O ataque à bomba à sede do MAS, onde se encontrava Luís Arce, recém-eleito Presidente da República da Bolívia, não aconteceu para a generalidade da comunicação social dominante. Mas não há qualquer novidade neste comportamento.

Por exemplo, o “Público” de há um ano a esta parte ainda não conseguiu pronunciar “golpe de Estado” para caracterizar os acontecimentos na Bolívia depois das eleições de 20 de Outubro de 2019. Ou as põe na boca de quem o sofreu, assim procurando desacreditar essa caracterização, ora volteia nos eufemismos para fugir ao que de facto aconteceu: um golpe de Estado.

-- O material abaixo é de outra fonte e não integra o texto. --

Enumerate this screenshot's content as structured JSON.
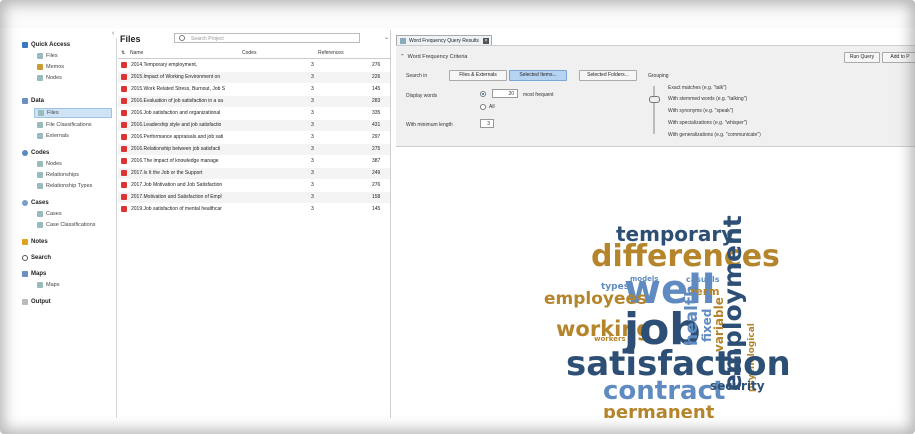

Para todos, mesmo cegos, o papel das fardas entrou pelos olhos adentro…

A 19SET20 informa da fraude levada a cabo pela OEA – Organização dos Estados Americanos, com o (habitual) patrocínio dos EUA, sobre a contagem de votos das eleições presidenciais de 20 de Outubro de 2019 (ganhas por Evo Morales), base justificatória do golpe e consegue escrever: “Quase um ano depois de Evo Morales se ter demitido da presidência boliviana, por causa da pressão popular e de acusações de fraude eleitoral – que não foram provadas – e de Áñez ter aproveitado o vazio do poder para assumir a chefia do Estado (…)”.

A 18OUT20, noticiando as eleições, escreve: “À esquerda, os apoiantes de Morales  e do seu Movimento para o Socialismo (MAS) denunciam um «golpe de Estado» (aspas do “Público”) (…); para a direita, o afastamento de Morales foi o desfecho justo para um «ditador» (…)”. O jornalista ainda não parece saber o que aconteceu…

A 20OUT: “A esquerda regressa ao poder quase um ano depois da demissão forçada do ex-presidente Evo Morales (…)”; “Nas eleições do ano passado, a detecção de uma alegada fraude eleitoral para beneficiar Morales desencadeou fortes protestos que culminaram com o afastamento do Presidente”. O jornal descobre uma “demissão forçada” e até detecta “a detecção de uma alegada fraude”, mas não percebe que houve um “golpe de Estado”!

A 21OUT o “Público” acompanha a contagem de votos e apenas sabe que “Evo Morales, exilado na Argentina, voltou a acusar a OEA de «ser cúmplice» de «um golpe de Estado com massacres e perseguição política»”.

A 8NOV o “Público” atribui a Seta para Cima a Luís Arce, considerando “Evo Morales, o Presidente que se demitiu no ano passado, pressionado pelos militares”. E depois, na notícia: “Evo Morales, o Presidente de esquerda que se demitiu o ano passado depois de uma eleição manchada por alegações de fraude (…)”. O “Público” ainda não descobriu o que é uma demissão pressionada por  militares…

A 9NOV noticia o regresso de Evo Morales à Bolívia. Em sub-título: “Ex-Presidente regressa hoje ao país, um ano depois de uma saída forçada”. No texto: “Após um processo confuso de contagem de votos (…), Morales foi declarado vencedor. A oposição conservadora e os seus aliados internacionais como os Estados Unidos, acusaram-nos de fraude eleitoral e o país mergulhou na violência (…)”; “Evo Morales perdeu o apoio das Forças Armadas e assistiu à autoproclamação de Añez (…)”. O Público ainda não viu o “golpe de Estado”.

Mas, com uma fraude inventada, com a intervenção das Forças Armadas, com uma “demissão forçada”, com a ingerência dos EUA… se não é golpe de Estado, o que é?

Depois disto, e de muito mais que não se conta por ser verdade, não podia ter acontecido o que aconteceu à porta da sede do MAS, na quinta-feira, 5 de Outubro.

O autor escreve de acordo com a antiga ortografia.